We consider three analyses that estimate the relationship between Y and X: A probability sample-only analysis, an analysis that combines the probability sample and the unweighted non-probability sample, and an analysis which combines the probability and the non-probability sample using the pseudo-weights. The probability of selection for the probability sample cases is modeled using a linear term for W. We model the conditional odds of being in the non-probability versus the probability sample using a variety of functions of W and X to illustrate the tradeoff between model misspecification and variability due to model overfitting: in particular, we consider linear and quadratic models in W, with and without a linear term for X.

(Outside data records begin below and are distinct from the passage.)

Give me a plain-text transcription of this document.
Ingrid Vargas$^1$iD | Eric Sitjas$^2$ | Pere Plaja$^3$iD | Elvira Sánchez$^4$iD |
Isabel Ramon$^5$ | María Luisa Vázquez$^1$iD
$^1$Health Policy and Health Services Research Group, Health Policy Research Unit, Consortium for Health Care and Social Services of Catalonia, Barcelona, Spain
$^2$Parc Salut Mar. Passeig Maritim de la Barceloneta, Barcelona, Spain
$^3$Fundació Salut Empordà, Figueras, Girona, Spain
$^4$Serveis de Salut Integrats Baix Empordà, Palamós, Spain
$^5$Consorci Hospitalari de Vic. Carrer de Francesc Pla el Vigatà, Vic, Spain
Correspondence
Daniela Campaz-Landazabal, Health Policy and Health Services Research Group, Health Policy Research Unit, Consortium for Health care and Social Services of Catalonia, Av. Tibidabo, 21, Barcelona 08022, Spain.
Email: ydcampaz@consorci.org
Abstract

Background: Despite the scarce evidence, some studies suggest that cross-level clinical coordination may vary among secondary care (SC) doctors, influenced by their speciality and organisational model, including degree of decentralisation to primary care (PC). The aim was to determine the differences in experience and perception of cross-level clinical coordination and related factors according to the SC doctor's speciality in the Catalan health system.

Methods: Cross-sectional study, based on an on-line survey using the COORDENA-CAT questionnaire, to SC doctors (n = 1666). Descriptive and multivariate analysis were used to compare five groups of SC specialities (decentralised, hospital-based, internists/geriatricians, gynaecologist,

The results for bias, root mean square error (RMSE), and nominal 95% coverage from 200 simulations are shown in the Table 1. The analysis that combines the probability and the non-probability sample using the pseudo-weights with a linear relationship in W for the logit of the propensity to belong to the CIREN sample has the smallest RMSE and nearly correct coverage for the nominal 95% confidence interval (CI). The analysis that leaves the non-probability cases unweighted overestimates the relationship between X and Y, since a disproportionate fraction of large X values with Y=1 are sampled; also the variance of the estimated relationship is severely underestimated and the resulting CI coverage poor. The probability-sample-only analysis provides a nearly unbiased estimate of the relationship between Y and X, but the reduced sample size increases MSE and somewhat reduces the coverage of the 95% CI. Incorporating the uncertainty in the estimation of the weights using a jackknife estimator corrected the coverage of the combined probability and the non-probability sample using the pseudo-weights.

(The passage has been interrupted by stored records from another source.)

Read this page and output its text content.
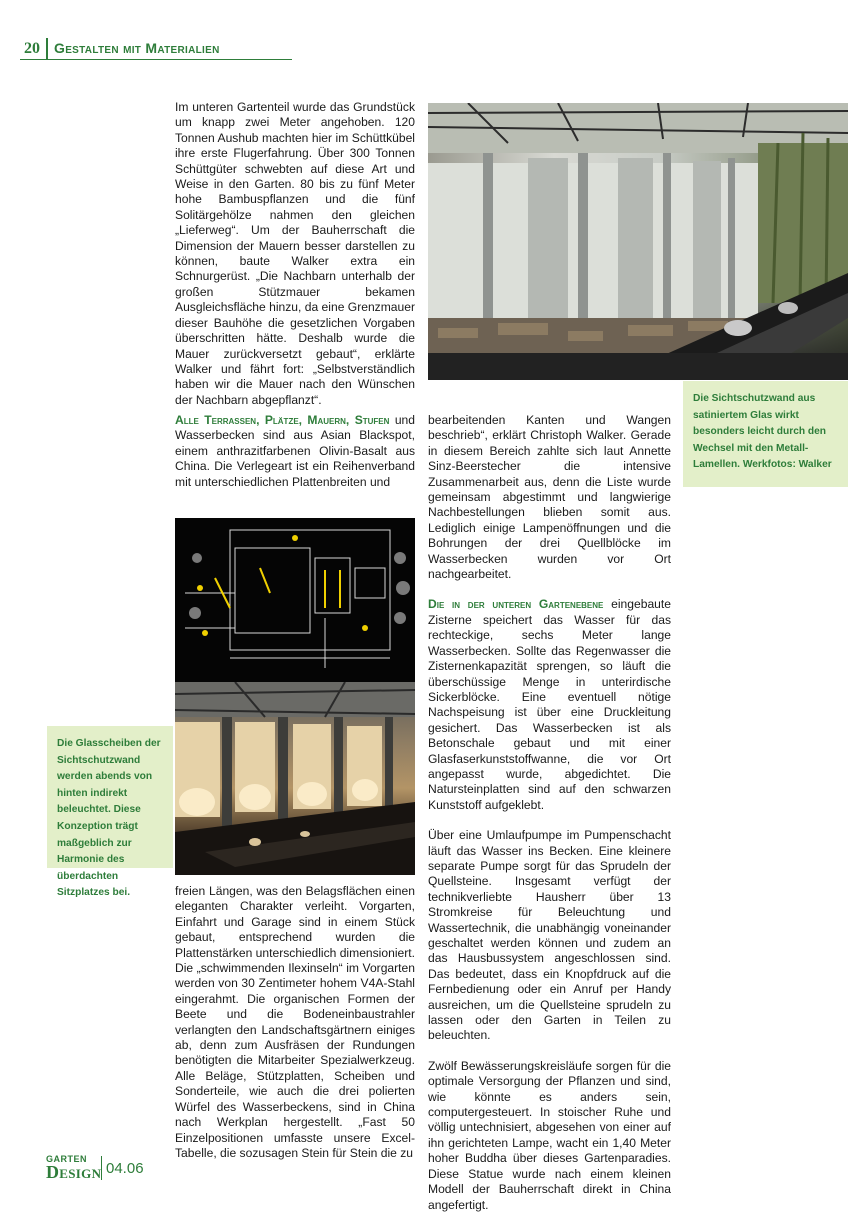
20 Gestalten mit Materialien
Die Sichtschutzwand aus satiniertem Glas wirkt besonders leicht durch den Wechsel mit den Metall-Lamellen. Werkfotos: Walker

Im unteren Gartenteil wurde das Grundstück um knapp zwei Meter angehoben. 120 Tonnen Aushub machten hier im Schüttkübel ihre erste Flugerfahrung. Über 300 Tonnen Schüttgüter schwebten auf diese Art und Weise in den Garten. 80 bis zu fünf Meter hohe Bambuspflanzen und die fünf Solitärgehölze nahmen den gleichen „Lieferweg“. Um der Bauherrschaft die Dimension der Mauern besser darstellen zu können, baute Walker extra ein Schnurgerüst. „Die Nachbarn unterhalb der großen Stützmauer bekamen Ausgleichsfläche hinzu, da eine Grenzmauer dieser Bauhöhe die gesetzlichen Vorgaben überschritten hätte. Deshalb wurde die Mauer zurückversetzt gebaut“, erklärte Walker und fährt fort: „Selbstverständlich haben wir die Mauer nach den Wünschen der Nachbarn abgepflanzt“.

Alle Terrassen, Plätze, Mauern, Stufen und Wasserbecken sind aus Asian Blackspot, einem anthrazitfarbenen Olivin-Basalt aus China. Die Verlegeart ist ein Reihenverband mit unterschiedlichen Plattenbreiten und

Die Glasscheiben der Sichtschutzwand werden abends von hinten indirekt beleuchtet. Diese Konzeption trägt maßgeblich zur Harmonie des überdachten Sitzplatzes bei.	freien Längen, was den Belagsflächen einen eleganten Charakter verleiht. Vorgarten, Einfahrt und Garage sind in einem Stück gebaut, entsprechend wurden die Plattenstärken unterschiedlich dimensioniert. Die „schwimmenden Ilexinseln“ im Vorgarten werden von 30 Zentimeter hohem V4A-Stahl eingerahmt. Die organischen Formen der Beete und die Bodeneinbaustrahler verlangten den Landschaftsgärtnern einiges ab, denn zum Ausfräsen der Rundungen benötigten die Mitarbeiter Spezialwerkzeug. Alle Beläge, Stützplatten, Scheiben und Sonderteile, wie auch die drei polierten Würfel des Wasserbeckens, sind in China nach Werkplan hergestellt. „Fast 50 Einzelpositionen umfasste unsere Excel-Tabelle, die sozusagen Stein für Stein die zu

bearbeitenden Kanten und Wangen beschrieb“, erklärt Christoph Walker. Gerade in diesem Bereich zahlte sich laut Annette Sinz-Beerstecher die intensive Zusammenarbeit aus, denn die Liste wurde gemeinsam abgestimmt und langwierige Nachbestellungen blieben somit aus. Lediglich einige Lampenöffnungen und die Bohrungen der drei Quellblöcke im Wasserbecken wurden vor Ort nachgearbeitet.

Die in der unteren Gartenebene eingebaute Zisterne speichert das Wasser für das rechteckige, sechs Meter lange Wasserbecken. Sollte das Regenwasser die Zisternenkapazität sprengen, so läuft die überschüssige Menge in unterirdische Sickerblöcke. Eine eventuell nötige Nachspeisung ist über eine Druckleitung gesichert. Das Wasserbecken ist als Betonschale gebaut und mit einer Glasfaserkunststoffwanne, die vor Ort angepasst wurde, abgedichtet. Die Natursteinplatten sind auf den schwarzen Kunststoff aufgeklebt.

Über eine Umlaufpumpe im Pumpenschacht läuft das Wasser ins Becken. Eine kleinere separate Pumpe sorgt für das Sprudeln der Quellsteine. Insgesamt verfügt der technikverliebte Hausherr über 13 Stromkreise für Beleuchtung und Wassertechnik, die unabhängig voneinander geschaltet werden können und zudem an das Hausbussystem angeschlossen sind. Das bedeutet, dass ein Knopfdruck auf die Fernbedienung oder ein Anruf per Handy ausreichen, um die Quellsteine sprudeln zu lassen oder den Garten in Teilen zu beleuchten.

Zwölf Bewässerungskreisläufe sorgen für die optimale Versorgung der Pflanzen und sind, wie könnte es anders sein, computergesteuert. In stoischer Ruhe und völlig untechnisiert, abgesehen von einer auf ihn gerichteten Lampe, wacht ein 1,40 Meter hoher Buddha über dieses Gartenparadies. Diese Statue wurde nach einem kleinen Modell der Bauherrschaft direkt in China angefertigt.

GARTEN
Design 04.06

Misspecification (assume P(Z|W) is quadratic in W) damaged RMSE and coverage substantially. Fortunately it was easy to determine that misspecification was present, as the pseudo-weighted mean of W among the non-probability sample cases in the linear models was much closer to the weighted mean of W among the probability sample cases with injuries than in the quadratic models (see last column of Table 1).

While misspecification P(Z=1|W) is correctable if due to incorrect specification of functional forms or interactions, as is the case in this simulation study, it may not be correctable due to unobserved factors such as measurement error. An example of this might be non-random mode effects that occur when, for example, the probability survey is by phone or in-person, and the non-probability sample is a (self-administered) web survey. Alternative approaches that are more robust to misspecification of P(Z=1|W) PZ are areas for further research.

Summary

The proposed method constructs “pseudo-weights” for a non-probability sample in situations where a probability sample is available that shares in common some covariates that are predictive of the outcome of interest and/or the probability of selection. The simulation study indicates that bias and mean square error of both predictive and associative statistics can be reduced when combining a probability and non-probability sample using the method proposed here. In many settings, estimates of interest may only be obtainable from a non-probability sample; this method can only be used to make such a sample more representative if a probability sample with overlapping covariates is available.